Seorang reptiler bernama Teguh mengevakuasi seekor ular king kobra sepanjang empat meter yang masuk ke area kantor Badan Riset dan Inovasi Nasional (BRIN) di Jalan Puspiptek, Setu, Tangerang Selatan, pada Senin (11/5/2026) malam pukul 21.00 WIB.
Insiden bermula saat Teguh sedang bertamu di rumah rekannya yang berjarak dua kilometer dari lokasi kejadian. Sebagaimana dilansir dari Megapolitan, ia bergegas menuju kawasan BRIN setelah menerima laporan melalui sambungan telepon mengenai keberadaan ular berbisa tersebut.

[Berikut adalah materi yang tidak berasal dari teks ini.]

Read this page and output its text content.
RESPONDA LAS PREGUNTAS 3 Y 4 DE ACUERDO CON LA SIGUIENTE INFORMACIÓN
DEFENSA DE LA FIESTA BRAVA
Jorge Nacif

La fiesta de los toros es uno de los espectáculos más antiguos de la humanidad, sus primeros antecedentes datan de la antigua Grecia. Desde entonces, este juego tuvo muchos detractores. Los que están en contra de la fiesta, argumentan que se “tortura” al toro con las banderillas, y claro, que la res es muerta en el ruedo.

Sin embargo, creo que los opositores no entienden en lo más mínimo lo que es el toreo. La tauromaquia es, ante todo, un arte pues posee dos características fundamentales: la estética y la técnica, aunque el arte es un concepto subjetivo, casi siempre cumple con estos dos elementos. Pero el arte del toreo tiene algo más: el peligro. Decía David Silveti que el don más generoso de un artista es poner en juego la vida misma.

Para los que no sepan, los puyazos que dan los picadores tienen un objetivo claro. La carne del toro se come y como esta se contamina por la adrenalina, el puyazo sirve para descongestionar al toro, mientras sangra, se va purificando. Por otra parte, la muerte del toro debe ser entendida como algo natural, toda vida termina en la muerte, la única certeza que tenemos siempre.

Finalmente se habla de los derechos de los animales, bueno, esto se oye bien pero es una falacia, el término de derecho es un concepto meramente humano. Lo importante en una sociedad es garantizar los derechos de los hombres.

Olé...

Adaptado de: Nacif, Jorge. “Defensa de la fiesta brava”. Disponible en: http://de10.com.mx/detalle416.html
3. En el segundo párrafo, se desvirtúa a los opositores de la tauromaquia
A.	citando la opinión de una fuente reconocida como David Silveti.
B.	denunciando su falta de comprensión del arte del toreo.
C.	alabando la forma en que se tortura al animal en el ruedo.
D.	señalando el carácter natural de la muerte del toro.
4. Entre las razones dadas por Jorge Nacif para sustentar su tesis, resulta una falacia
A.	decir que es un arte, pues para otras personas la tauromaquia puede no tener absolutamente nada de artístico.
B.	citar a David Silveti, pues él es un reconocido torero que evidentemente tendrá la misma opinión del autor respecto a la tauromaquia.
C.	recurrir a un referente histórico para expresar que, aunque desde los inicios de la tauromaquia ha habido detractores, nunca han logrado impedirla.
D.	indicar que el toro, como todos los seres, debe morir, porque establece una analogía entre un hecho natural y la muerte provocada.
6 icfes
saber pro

"Kebetulan memang saya lagi posisi di rumah kawan, lagi bertamu. Kemudian ada teman saya yang hubungin," ujar Teguh.
Setibanya di lokasi, diketahui bahwa ular tersebut sempat terlihat di luar gedung sebelum akhirnya masuk ke area lobi kantor. Teguh menduga keberadaan banyak petugas keamanan di sekitar lokasi membuat hewan reptil tersebut merasa terancam.
"Mungkin karena sudah dikerumunin anggota sekuriti, ularnya panik akhirnya masuk ke dalam. Masuk ke lobi kantor, lalu kabur lagi masuk ke dalam toilet," ucap Teguh.
Petugas keamanan segera mengisolasi area toilet guna memastikan ular tidak berpindah tempat sebelum evakuasi dimulai. Teguh langsung melakukan tindakan pengamanan di dalam ruang sempit tersebut.
"Di situ saya sampai dan langsung evakuasi di toilet itu," kata Teguh.
Selama proses penangkapan, king kobra tersebut menunjukkan perilaku sangat agresif dengan berkali-kali mencoba menyerang. Ular itu dilaporkan sempat berdiri tegak dan menjulurkan lidahnya ke arah Teguh.
"Ternyata jarak serangannya itu sampai tiga kali loncatan gitu. Tiga kali loncatan itu bisa dua sampai tiga meter," jelas Teguh.
Teguh menekankan pentingnya menjaga ketenangan saat menghadapi karakter king kobra yang liar. Hal ini diperlukan untuk meminimalkan risiko serangan fatal.
"Harus tenang dulu ularnya. Saya sebetulnya mau mencari momen biar tenang," imbuh Teguh.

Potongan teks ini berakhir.